I hear we’re all supposed to be reeling from high gas prices yet stoically soldiering on with our holiday travel plans anyway. I know this because the media has been telling me so all week long. The “you will travel” chorus has become increasingly shrill over the past two weeks, in concert with panic about rising gas prices. There’s a hint of desperation here, the sense that if people stay home this weekend the entire American economy will collapse and life as we know it will come to a screeching halt. Worried, much?
It finally reached a crescendo about a week ago, when the highway construction lobby, er, I mean, the AAA, issued a news release stating that Americans may stay closer to home but, by God, they will pack up the kids and hit the road this weekend.
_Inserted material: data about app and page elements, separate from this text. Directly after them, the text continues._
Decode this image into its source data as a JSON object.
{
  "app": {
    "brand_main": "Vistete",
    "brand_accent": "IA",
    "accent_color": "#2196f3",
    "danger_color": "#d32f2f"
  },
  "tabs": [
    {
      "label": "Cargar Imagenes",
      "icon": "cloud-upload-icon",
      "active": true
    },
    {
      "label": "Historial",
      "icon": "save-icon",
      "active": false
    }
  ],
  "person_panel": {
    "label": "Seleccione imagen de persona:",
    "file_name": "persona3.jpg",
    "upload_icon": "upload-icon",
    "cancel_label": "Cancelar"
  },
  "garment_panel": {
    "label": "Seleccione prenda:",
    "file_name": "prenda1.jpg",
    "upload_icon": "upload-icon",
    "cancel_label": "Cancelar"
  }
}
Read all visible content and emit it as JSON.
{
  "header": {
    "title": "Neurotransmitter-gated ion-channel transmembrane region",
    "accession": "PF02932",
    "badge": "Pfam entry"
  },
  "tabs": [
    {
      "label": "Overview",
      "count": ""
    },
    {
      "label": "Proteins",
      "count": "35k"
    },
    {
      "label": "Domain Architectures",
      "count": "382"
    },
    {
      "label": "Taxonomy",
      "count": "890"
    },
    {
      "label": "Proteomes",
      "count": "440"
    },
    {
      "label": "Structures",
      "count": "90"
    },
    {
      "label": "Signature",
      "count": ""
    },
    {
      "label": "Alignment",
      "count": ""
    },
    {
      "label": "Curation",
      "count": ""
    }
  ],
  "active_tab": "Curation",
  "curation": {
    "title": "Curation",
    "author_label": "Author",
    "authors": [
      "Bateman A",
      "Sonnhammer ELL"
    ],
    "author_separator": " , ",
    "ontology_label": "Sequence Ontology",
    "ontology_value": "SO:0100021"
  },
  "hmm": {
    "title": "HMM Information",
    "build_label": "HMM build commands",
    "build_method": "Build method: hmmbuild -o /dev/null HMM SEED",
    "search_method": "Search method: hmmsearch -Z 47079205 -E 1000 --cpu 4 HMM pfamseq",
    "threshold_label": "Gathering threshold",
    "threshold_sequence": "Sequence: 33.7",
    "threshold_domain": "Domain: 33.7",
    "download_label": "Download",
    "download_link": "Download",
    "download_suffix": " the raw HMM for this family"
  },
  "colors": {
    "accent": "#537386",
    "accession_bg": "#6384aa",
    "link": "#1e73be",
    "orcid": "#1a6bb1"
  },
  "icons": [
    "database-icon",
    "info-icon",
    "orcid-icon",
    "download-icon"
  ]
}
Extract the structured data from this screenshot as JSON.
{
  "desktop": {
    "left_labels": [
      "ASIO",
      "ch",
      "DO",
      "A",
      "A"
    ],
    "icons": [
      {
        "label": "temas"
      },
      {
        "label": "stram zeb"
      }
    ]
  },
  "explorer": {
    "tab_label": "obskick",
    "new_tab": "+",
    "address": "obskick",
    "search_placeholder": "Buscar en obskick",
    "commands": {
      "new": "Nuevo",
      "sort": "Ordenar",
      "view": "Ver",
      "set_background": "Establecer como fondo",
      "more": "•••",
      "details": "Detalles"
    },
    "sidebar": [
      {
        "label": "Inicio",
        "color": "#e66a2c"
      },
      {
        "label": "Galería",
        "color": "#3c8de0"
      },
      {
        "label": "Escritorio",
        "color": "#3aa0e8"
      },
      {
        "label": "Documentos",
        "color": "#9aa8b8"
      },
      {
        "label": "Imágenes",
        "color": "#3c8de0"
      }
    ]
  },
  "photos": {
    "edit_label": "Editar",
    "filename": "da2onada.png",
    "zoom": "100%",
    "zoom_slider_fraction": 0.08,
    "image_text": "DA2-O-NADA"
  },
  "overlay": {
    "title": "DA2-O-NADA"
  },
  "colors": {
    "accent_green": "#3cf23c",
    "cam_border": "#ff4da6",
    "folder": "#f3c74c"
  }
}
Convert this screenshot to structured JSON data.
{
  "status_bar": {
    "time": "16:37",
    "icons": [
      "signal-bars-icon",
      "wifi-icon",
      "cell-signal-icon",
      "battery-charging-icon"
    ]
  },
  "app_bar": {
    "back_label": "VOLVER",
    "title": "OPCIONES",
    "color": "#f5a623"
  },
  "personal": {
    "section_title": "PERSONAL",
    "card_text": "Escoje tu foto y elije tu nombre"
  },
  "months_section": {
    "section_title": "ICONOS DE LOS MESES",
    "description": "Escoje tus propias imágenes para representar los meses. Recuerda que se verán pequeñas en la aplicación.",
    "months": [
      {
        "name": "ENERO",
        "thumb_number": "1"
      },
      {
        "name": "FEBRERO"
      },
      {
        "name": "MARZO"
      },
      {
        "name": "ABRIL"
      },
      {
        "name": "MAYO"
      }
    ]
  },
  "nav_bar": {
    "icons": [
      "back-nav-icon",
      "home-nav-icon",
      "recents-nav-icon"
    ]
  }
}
This hit the wires and has been dutifully stenoed by the mainstream media ever since.
Well, let me be the first to call bullshit on this one. I just drove from Nashville to Cincinnati on what is supposed to be the busiest driving weekend of the year and the traffic was surprisingly light. Big RVs were few and far between; I passed two in four and a half hours. There were plenty of 16-wheelers but cars and SUVs? Not so much.
Near as I can tell, Americans aren’t hitting the road in record numbers, no matter how much the AAA is telling them otherwise. At least, that’s what I’m seeing out here in my little patch of Middle America.